ご相談者様の状況
- 相談者:Aさん(被害者)
- 相手方:Bさん(加害者)
ご相談内容
Aさんが自車を運転して通勤していたところ、信号機のない交差点で、強引に進入してきた相手車が、自車の側面に接触しました。
相手車側には一時停止の標識があり、自車側が優先道路でした。また、自車にはドライブレコーダーを搭載しており、衝突時の状況が記録されていました。
相手方の保険会社から、「相談者20%、相手方80%」の過失割合を提示され、納得がいかないということでご来所されました。
解決内容
相手車側に一方的な非があると思われる事故でも、裁判になれば、単純な追突事故のパターンを除き、自車側に一定の過失が認定されてしまう場合が殆どです。
今回、自車に搭載されたドライブレコーダーの映像に基づき、衝突時の状況を検討しましたが、過去の裁判例を考慮すると、相談者に30%の過失が認定されるリスクが否定 できません。相手方保険会社の提示を受け入れた方が、Aさん側に有利な結果となる可能性があります。
解説
今回ご相談のケースでは、相手方に一方的な非があると思われる類型の事故で、相手方が 提示した過失割合に争いがある状況でした。

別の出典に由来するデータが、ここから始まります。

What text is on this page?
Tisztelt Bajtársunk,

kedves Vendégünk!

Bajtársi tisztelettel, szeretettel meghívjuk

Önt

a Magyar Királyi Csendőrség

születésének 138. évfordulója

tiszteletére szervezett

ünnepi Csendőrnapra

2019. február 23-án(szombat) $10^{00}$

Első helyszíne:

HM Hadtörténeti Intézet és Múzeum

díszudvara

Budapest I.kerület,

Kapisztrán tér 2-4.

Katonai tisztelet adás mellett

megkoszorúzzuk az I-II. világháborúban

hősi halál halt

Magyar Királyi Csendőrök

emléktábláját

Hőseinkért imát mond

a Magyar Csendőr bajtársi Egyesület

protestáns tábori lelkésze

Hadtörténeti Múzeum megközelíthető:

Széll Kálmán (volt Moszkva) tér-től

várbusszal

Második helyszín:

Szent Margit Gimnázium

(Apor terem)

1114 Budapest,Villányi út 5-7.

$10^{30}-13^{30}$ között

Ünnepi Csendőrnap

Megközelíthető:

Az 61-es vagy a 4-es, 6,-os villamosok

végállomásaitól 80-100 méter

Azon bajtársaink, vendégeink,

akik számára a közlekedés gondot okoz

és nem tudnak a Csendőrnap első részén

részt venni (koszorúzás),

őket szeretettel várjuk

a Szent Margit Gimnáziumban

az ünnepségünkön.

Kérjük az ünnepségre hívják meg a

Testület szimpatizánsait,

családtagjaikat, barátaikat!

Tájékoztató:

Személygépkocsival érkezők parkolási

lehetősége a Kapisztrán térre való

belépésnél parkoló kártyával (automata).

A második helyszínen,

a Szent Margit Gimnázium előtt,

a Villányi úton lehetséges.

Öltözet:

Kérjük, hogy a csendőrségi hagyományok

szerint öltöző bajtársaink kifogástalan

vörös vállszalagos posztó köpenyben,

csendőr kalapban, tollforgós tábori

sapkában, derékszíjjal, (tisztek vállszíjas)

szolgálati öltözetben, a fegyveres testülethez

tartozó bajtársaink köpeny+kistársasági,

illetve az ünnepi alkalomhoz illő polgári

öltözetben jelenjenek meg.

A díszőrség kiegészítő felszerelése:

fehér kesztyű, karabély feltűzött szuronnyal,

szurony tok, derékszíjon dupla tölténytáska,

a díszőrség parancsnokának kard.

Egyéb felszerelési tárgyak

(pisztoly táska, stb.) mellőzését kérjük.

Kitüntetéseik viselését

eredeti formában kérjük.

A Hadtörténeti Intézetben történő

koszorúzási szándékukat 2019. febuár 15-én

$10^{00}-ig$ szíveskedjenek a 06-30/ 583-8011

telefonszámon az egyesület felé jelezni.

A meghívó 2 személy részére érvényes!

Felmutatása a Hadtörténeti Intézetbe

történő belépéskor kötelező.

交通事故の被害者の立場からすると、加害者である相手方の保険会社から、自車側の過失 を主張されることは、とても納得がいく話ではないと思います。しかし、裁判所は、一方に非があるような類型の事故であっても単純な追突事故でなければ、被害者にも一定の過失があったと認定することが殆どです。そして、交通事件は膨大な裁判例の蓄積があるため、事故類型に応じて、裁判所が認定する過失割合について、おおよその見通しを立てることができます。

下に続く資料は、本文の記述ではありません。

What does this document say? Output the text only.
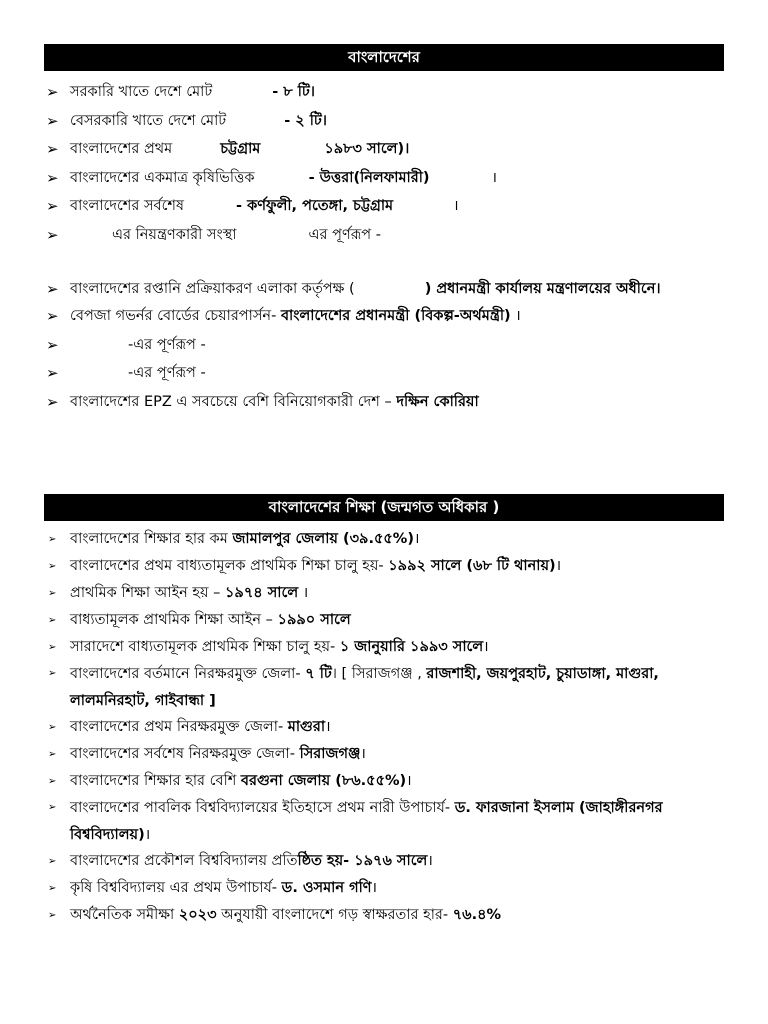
বাংলাদেশের
➢ সরকারি খাতে দেশে মোট	- ৮ টি।
➢ বেসরকারি খাতে দেশে মোট	- ২ টি।
➢ বাংলাদেশের প্রথম	চট্টগ্রাম	১৯৮৩ সালে)।
➢ বাংলাদেশের একমাত্র কৃষিভিত্তিক	- উত্তরা(নিলফামারী)	।
➢ বাংলাদেশের সর্বশেষ	- কর্ণফুলী, পতেঙ্গা, চট্টগ্রাম	।
➢	এর নিয়ন্ত্রণকারী সংস্থা	এর পূর্ণরূপ -
➢ বাংলাদেশের রপ্তানি প্রক্রিয়াকরণ এলাকা কর্তৃপক্ষ (	) প্রধানমন্ত্রী কার্যালয় মন্ত্রণালয়ের অধীনে।
➢ বেপজা গভর্নর বোর্ডের চেয়ারপার্সন- বাংলাদেশের প্রধানমন্ত্রী (বিকল্প-অর্থমন্ত্রী) ।
➢	-এর পূর্ণরূপ -
➢	-এর পূর্ণরূপ -
➢ বাংলাদেশের EPZ এ সবচেয়ে বেশি বিনিয়োগকারী দেশ – দক্ষিন কোরিয়া
বাংলাদেশের শিক্ষা (জন্মগত অধিকার )
➢ বাংলাদেশের শিক্ষার হার কম জামালপুর জেলায় (৩৯.৫৫%)।
➢ বাংলাদেশের প্রথম বাধ্যতামূলক প্রাথমিক শিক্ষা চালু হয়- ১৯৯২ সালে (৬৮ টি থানায়)।
➢ প্রাথমিক শিক্ষা আইন হয় – ১৯৭৪ সালে ।
➢ বাধ্যতামূলক প্রাথমিক শিক্ষা আইন – ১৯৯০ সালে
➢ সারাদেশে বাধ্যতামূলক প্রাথমিক শিক্ষা চালু হয়- ১ জানুয়ারি ১৯৯৩ সালে।
➢ বাংলাদেশের বর্তমানে নিরক্ষরমুক্ত জেলা- ৭ টি। [ সিরাজগঞ্জ , রাজশাহী, জয়পুরহাট, চুয়াডাঙ্গা, মাগুরা, লালমনিরহাট, গাইবান্ধা ]
➢ বাংলাদেশের প্রথম নিরক্ষরমুক্ত জেলা- মাগুরা।
➢ বাংলাদেশের সর্বশেষ নিরক্ষরমুক্ত জেলা- সিরাজগঞ্জ।
➢ বাংলাদেশের শিক্ষার হার বেশি বরগুনা জেলায় (৮৬.৫৫%)।
➢ বাংলাদেশের পাবলিক বিশ্ববিদ্যালয়ের ইতিহাসে প্রথম নারী উপাচার্য- ড. ফারজানা ইসলাম (জাহাঙ্গীরনগর বিশ্ববিদ্যালয়)।
➢ বাংলাদেশের প্রকৌশল বিশ্ববিদ্যালয় প্রতিষ্ঠিত হয়- ১৯৭৬ সালে।
➢ কৃষি বিশ্ববিদ্যালয় এর প্রথম উপাচার্য- ড. ওসমান গণি।
➢ অর্থনৈতিক সমীক্ষা ২০২৩ অনুযায়ী বাংলাদেশে গড় স্বাক্ষরতার হার- ৭৬.৪%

今回は残念ながら、ドライブレコーダーの映像がこちらに有利な証拠とはなりませんでした。一方、衝突時の状況を的確に把握することによって、裁判まで争った場合に、こちらに不利な認定がされるリスクを事前に把握することができました。 ドライブレコーダーの映像は、こちらに有利に働くかどうかはさておき、裁判での見通しを立てるための貴重な資料となります。交通事故の備えとして、保険を充実させることは重要ですが、ドライブレコーダーの搭載も検討してみてはいかがでしょうか。